How powerful are the things that we tell ourselves? Those deceptive thoughts if left unattended can be most tragic to our walk with God. After debating this for sometime I chose life, I refuse to sit solemn, down, and believe these lies here is what I chose to speak:

Thank you Father for making me so Wonderfully complex! Your workmanship is marvellous- how well I know it. – Psalm 139:14

I choose to love myself and others because You loved me first, I don’t have to earn it, You just do. – 1 John 4:19

You know the very number of hairs upon my head. – Matthew 10:30

You loved me so much You gave Your one and only son so that I might live to eternity – John 3:16

Nothing in all creation can seperate me from Your love, no matter how badly I think of me You don’t see the same. – Romans 8:39

I accept Your perfect love and douse myself in it, expelling all fear. – 1 John 4:18

You know the plans You have for me, they are for good and not disaster, to give me a future and a hope. – Jeremiah 29:11

I can do all things through You, You give me strength. – Philippians 4:13

I will stand in Your whole armour and battle against these deceitful words. – Ephesians 6:11

Because You are for me, so who can be against me? – Romans 8:31.
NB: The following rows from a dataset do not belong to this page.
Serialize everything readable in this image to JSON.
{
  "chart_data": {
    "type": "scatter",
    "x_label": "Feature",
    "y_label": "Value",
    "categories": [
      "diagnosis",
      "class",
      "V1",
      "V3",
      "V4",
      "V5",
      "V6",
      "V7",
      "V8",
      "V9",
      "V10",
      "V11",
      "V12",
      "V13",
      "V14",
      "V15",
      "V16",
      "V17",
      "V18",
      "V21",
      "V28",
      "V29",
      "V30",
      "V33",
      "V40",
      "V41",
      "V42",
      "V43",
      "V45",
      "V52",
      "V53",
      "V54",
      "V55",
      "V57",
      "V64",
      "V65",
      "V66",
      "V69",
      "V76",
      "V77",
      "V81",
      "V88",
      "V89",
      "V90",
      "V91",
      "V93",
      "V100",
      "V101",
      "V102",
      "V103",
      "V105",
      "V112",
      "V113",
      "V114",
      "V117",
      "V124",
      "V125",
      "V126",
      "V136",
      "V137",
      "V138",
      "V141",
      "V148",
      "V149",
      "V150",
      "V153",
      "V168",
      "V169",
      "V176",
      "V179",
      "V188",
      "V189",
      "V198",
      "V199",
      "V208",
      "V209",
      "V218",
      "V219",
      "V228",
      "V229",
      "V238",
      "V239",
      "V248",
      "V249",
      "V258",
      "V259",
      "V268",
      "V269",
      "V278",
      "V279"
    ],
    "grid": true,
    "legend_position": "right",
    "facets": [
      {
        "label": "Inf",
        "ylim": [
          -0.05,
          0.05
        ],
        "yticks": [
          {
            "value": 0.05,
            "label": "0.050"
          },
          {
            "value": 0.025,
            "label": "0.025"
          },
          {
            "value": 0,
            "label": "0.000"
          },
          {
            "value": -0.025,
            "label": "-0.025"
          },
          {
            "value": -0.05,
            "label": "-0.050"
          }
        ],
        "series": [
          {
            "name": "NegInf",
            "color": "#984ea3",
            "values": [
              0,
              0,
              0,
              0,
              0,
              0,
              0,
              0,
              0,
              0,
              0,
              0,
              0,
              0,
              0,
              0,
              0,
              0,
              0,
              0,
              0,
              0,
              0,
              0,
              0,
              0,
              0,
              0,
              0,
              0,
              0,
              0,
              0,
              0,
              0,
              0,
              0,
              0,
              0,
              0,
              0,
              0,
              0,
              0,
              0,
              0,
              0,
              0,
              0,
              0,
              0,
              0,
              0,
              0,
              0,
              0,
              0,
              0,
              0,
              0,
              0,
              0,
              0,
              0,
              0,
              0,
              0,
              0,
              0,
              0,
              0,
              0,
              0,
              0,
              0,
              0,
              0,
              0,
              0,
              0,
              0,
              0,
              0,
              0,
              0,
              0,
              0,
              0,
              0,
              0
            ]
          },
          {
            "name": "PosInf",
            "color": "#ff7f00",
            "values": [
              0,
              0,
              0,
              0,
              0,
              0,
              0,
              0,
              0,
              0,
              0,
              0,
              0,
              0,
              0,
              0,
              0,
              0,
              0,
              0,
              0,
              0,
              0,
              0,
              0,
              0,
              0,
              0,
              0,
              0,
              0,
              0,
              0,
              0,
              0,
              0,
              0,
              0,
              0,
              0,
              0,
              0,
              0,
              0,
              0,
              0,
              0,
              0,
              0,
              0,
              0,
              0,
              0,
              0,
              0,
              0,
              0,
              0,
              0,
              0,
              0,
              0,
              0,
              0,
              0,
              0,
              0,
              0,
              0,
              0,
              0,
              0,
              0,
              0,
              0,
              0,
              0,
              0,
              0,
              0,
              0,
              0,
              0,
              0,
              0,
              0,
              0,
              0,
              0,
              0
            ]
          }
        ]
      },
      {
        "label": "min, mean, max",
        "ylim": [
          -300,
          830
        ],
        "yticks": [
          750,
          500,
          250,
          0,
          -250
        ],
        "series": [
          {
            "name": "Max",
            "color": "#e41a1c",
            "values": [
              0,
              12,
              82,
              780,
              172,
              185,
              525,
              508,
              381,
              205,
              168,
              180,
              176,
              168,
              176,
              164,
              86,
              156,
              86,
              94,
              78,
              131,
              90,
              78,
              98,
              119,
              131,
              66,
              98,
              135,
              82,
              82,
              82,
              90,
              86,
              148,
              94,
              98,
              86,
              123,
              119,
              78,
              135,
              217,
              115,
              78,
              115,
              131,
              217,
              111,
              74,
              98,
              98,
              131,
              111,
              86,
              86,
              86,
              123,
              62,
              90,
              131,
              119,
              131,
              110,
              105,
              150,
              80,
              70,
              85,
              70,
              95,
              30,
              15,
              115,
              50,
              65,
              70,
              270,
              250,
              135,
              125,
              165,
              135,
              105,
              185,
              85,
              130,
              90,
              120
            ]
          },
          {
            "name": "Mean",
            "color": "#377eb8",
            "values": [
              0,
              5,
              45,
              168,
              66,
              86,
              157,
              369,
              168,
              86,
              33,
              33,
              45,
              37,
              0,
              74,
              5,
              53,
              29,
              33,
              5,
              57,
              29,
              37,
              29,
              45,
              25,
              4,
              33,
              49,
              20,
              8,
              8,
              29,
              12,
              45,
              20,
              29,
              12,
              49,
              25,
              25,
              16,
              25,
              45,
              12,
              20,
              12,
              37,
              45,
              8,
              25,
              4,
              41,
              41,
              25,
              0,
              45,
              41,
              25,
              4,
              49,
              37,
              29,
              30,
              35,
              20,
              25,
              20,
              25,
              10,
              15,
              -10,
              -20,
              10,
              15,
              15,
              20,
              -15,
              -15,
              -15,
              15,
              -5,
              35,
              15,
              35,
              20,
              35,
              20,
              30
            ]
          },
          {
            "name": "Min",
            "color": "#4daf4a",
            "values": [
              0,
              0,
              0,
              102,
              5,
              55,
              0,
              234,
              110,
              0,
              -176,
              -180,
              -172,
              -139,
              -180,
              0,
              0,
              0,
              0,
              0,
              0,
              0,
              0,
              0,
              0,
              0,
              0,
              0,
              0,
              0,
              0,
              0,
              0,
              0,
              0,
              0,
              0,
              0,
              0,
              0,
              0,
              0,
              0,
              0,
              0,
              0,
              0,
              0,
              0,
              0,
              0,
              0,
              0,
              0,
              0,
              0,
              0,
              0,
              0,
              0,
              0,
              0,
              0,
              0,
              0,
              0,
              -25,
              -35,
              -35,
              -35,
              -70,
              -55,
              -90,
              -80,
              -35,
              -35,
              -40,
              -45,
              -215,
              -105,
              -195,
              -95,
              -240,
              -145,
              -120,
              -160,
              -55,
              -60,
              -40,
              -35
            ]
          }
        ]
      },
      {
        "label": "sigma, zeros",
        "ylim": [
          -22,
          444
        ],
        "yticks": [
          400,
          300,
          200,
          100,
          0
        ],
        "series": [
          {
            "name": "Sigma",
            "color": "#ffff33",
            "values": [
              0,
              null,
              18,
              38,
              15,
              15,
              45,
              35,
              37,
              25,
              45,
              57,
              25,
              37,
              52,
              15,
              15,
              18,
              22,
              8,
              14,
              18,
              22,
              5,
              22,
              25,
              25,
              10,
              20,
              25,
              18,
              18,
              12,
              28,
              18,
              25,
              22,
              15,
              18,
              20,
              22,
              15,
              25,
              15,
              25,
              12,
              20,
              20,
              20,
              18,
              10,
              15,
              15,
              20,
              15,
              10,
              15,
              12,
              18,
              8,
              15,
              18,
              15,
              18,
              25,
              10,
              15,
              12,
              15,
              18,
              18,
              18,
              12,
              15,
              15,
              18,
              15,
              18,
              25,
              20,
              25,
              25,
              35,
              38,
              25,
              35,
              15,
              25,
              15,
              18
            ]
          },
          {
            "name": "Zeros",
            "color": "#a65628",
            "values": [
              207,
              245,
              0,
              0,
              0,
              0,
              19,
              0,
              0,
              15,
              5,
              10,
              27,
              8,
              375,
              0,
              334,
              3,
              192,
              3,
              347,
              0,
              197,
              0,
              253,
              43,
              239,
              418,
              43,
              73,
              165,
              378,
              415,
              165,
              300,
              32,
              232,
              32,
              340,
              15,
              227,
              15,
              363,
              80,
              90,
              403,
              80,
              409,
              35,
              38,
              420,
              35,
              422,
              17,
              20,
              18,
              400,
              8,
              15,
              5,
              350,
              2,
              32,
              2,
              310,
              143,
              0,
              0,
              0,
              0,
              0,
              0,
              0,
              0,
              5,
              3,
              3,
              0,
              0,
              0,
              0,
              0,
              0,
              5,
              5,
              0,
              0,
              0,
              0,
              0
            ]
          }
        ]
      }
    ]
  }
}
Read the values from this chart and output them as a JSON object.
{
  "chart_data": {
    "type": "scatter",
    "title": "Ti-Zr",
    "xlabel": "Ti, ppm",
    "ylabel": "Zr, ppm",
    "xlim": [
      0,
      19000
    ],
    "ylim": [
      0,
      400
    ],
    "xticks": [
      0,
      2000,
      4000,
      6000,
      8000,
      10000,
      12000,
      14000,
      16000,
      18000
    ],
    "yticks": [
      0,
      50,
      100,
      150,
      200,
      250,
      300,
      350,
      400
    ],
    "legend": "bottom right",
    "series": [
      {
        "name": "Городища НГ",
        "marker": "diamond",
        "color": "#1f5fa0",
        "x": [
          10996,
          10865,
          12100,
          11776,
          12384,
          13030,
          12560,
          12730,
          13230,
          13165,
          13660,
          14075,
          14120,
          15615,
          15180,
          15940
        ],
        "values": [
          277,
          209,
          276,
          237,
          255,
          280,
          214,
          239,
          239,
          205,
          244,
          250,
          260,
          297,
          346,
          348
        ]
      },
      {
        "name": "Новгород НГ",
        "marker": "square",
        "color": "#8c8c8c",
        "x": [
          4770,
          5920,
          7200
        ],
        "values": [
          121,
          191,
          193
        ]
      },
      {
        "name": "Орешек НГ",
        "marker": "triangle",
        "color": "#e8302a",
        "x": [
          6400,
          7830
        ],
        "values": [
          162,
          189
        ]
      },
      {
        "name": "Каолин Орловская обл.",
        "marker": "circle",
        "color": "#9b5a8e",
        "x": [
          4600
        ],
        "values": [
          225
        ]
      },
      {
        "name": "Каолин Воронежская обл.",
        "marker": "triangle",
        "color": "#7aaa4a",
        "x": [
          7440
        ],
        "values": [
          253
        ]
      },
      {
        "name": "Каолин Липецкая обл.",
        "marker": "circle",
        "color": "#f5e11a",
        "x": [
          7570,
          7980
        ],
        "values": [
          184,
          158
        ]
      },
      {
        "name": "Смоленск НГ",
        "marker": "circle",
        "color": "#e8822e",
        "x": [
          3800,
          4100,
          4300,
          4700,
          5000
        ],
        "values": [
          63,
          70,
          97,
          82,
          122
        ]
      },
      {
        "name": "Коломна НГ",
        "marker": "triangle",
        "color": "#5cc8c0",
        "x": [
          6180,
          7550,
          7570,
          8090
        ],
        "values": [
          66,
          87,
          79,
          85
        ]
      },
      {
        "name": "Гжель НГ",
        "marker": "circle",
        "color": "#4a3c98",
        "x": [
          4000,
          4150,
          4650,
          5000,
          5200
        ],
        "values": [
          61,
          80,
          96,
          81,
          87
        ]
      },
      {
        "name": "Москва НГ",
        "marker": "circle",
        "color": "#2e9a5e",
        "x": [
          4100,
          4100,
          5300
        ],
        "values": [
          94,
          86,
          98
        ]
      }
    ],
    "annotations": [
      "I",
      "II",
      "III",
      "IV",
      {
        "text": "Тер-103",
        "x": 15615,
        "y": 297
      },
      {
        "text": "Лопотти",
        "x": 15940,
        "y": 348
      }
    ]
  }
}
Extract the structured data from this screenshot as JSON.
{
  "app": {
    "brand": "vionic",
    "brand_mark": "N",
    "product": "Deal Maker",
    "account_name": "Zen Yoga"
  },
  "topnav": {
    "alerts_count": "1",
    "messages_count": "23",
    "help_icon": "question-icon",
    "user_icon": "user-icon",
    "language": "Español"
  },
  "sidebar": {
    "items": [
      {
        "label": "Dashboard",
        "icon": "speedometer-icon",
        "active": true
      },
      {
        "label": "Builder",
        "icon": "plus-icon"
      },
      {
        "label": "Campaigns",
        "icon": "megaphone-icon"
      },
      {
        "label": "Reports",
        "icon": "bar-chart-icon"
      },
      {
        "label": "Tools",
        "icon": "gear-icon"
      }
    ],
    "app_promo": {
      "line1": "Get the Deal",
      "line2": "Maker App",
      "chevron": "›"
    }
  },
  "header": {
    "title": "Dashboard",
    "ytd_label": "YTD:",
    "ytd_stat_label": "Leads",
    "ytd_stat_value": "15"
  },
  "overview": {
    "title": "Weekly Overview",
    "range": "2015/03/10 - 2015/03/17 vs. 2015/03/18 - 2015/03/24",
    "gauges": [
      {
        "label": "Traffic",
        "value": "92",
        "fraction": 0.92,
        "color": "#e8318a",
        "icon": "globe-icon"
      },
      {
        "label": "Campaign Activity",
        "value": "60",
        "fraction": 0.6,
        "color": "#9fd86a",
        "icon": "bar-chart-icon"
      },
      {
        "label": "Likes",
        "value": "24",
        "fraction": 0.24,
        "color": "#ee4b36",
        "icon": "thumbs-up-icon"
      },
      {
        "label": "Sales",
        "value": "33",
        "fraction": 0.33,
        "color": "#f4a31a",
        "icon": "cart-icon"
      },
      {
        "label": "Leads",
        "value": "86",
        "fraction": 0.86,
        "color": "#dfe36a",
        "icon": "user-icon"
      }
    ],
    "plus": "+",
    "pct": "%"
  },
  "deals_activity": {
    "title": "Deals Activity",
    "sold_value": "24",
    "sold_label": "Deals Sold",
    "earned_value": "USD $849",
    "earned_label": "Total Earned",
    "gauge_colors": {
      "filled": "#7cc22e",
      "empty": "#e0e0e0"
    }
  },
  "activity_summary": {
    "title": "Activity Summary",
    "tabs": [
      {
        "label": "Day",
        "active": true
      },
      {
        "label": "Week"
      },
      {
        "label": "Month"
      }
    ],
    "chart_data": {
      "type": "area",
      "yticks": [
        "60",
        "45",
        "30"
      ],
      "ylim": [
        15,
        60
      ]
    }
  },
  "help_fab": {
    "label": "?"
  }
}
Thank you Father that you gave us these words of life to speak aloud in our storms, no matter what happens You bring everything together for our good.

Have a GOOD Friday!


Today, as I sit and enjoy this extra day off with my children I’m reflecting on what this day means to me. Prior to being a Christian it was just another day off to enjoy, but now it’s so much more.

I’m reflecting today how thankful I am that Jesus gave his life for me, my family, you the whole world, so that we might accept a life of peace in His presence. That we might say YES! to His intervention in our daily, worldly walk and accept the place He made for us in Heaven.

He was betrayed by His closest, arrested, tourtured, beaten, lashed, spat at, humiliated, denied, had a crown of thorns pushed into His head, bleeding heavily, in suffering and pain He was made to walk carrying a very large, solid wooden cross that he would be nailed to and left to die, and he did that for me, my family and the whole world!

My writing here doesn’t even give justice to the sacrifice He made for us. Would I do that? I don’t think so, in fact I know I wouldn’t.

Not only that he was denied by one of His closest friends, which makes me wonder about my actions sometimes, do I deny Him? Yes I do. There are times I could share His word and I don’t, I fear the response, I worry I’ll make myself look silly. Should I deny Him? No! And this sacrifice is why. It makes me want to shout from the roof tops, to the world and tell them, make them understand, make them come to know Him, but what use would that do? Some would, some wouldn’t? How can I really give glory to Him?

He tells us in the Bible to accept His peace, He tells us to love, love Him, love ourselves – because He is within us, love others, good people, bad people, everyone, just as He has loved us. I find that hard too, He loved us so much He died for us. Could you imagine laying down your life for our worst enemy? Could you imagine going to execution knowing that some would believe in you and some wouldn’t? I can’t imagine doing that.

One of the things that strikes me most about it is that He barely even spoke let alone yelled. I would be screaming and shouting like I don’t know what! Then, when He did speak His words were to His father asking for forgiveness for the people that had taken part in his killing! 

So, today as I reflect I’m going to concentrate on His words, I’m going to consider the way I approach the day, my attitude to life, my mood, my approach with my children, my husband even my enemies and really think what would Jesus do? 

Of course I should do this everyday but the fact is we all fall short, that’s why we needed Him to save us. I’m not saying it’s good to sin and that I actively go out with the intention to be disobedient, but I am saying if we concern ourselves with His sacrifice life is easier to live as he told us to.

Jesus loves each and every one of us, let us recognise this as we go about our day. No matter who you are, what you have done or will do, He wants us to live in peace and harmony, so much so, He gave his life for us to have it.

Who doesn’t want a life of peace, joy and love?